Perlakukan Tak Senonoh Muridnya, Oknum Guru SD Dipolisikan

KANALPONOROGO – Unit Perlindungan Perempuan dan Anak (PPA), Kepolisian Resor (Polres) Ponorogo mulai memproses kasus dugaan pencabulan yang dilakukan oleh oknum guru Sekolah Dasar Negeri (SDN) Jetis, Kecamatan Jetis.

Kasus perbuatan tak senonoh yang diduga dilakukan oleh oknum guru kelas AS (50) dengan korban diperkirakan empat siswi kelas V dan VI. Salah satunya adalah sebut saja bunga (11) muirid kelas VI.

Upaya penyelesaian masalah  dilakukan dengan jalan mediasi namun kandas. Sang ibu tak terima dengan apa yang menimpa anaknya tersebut dan melaporkan kembali ke Polres Ponorogo.
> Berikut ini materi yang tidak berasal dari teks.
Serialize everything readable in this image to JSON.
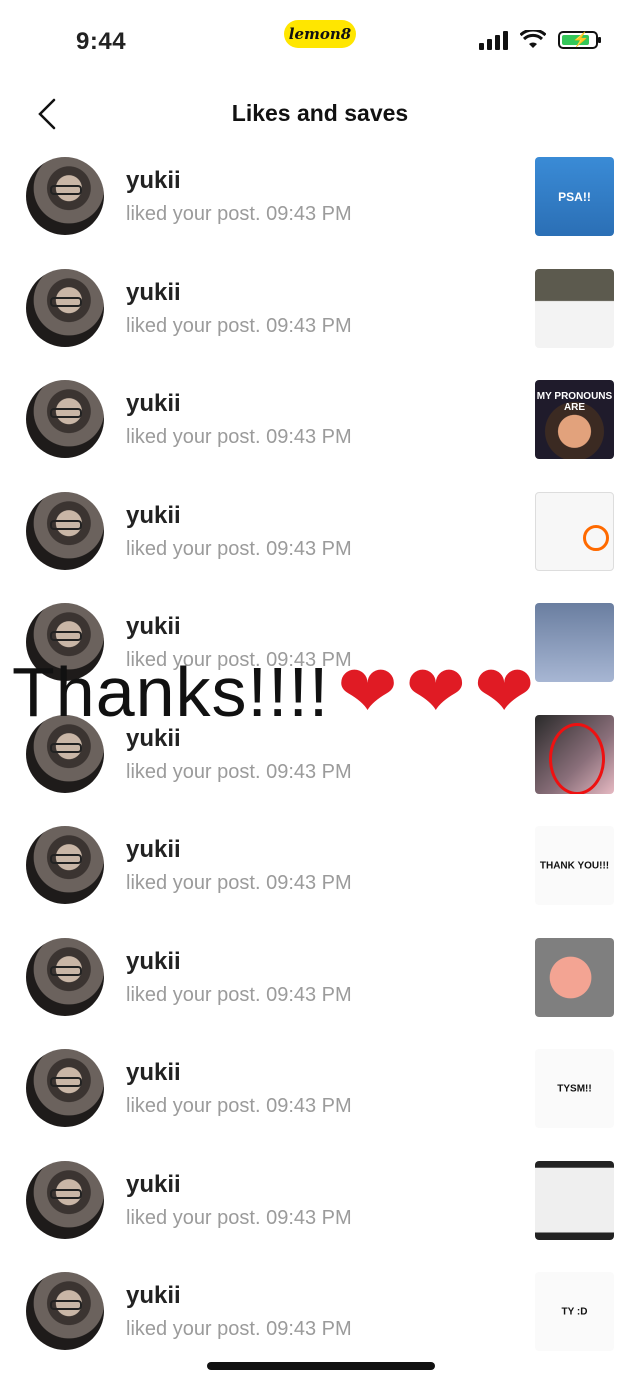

Berdasarkan keterangan pelaku AS  yang merupakan guru kelas ini melakukan aksinya saat  jam tambahan pelajaran.

Ada 4 anak dibawah umur yang menjadi korban, namun hanya keluarga bunga yang melaporkan.

Kasubbag Humas polres Ponorogo AKP Hariyadi menjelaskan,  korban  diperlakukan tidak senonoh oleh gurunya 10 kali lebih. Dengan cara dicium, dipeluk dan diraba-raba.

“ Sebenarnya kasus itu sudah ada upaya mediasi. Memang waktu itu yang mewakili keluarga korban adalah pamannya. Namun setelah ibu korban mengetahui, ternyata tidak terima atas perbuatan AS itu dan melaporkan ke polisi,” kata Kasubag Humas Polres Ponorogo, AKP. Hariyadi.


Unit PPA  polres Ponorogo saat ini sedang melakukan pemeriksaan saksi –saksi. Selanjutnya tinggal menunggu penetapan tersangka saja.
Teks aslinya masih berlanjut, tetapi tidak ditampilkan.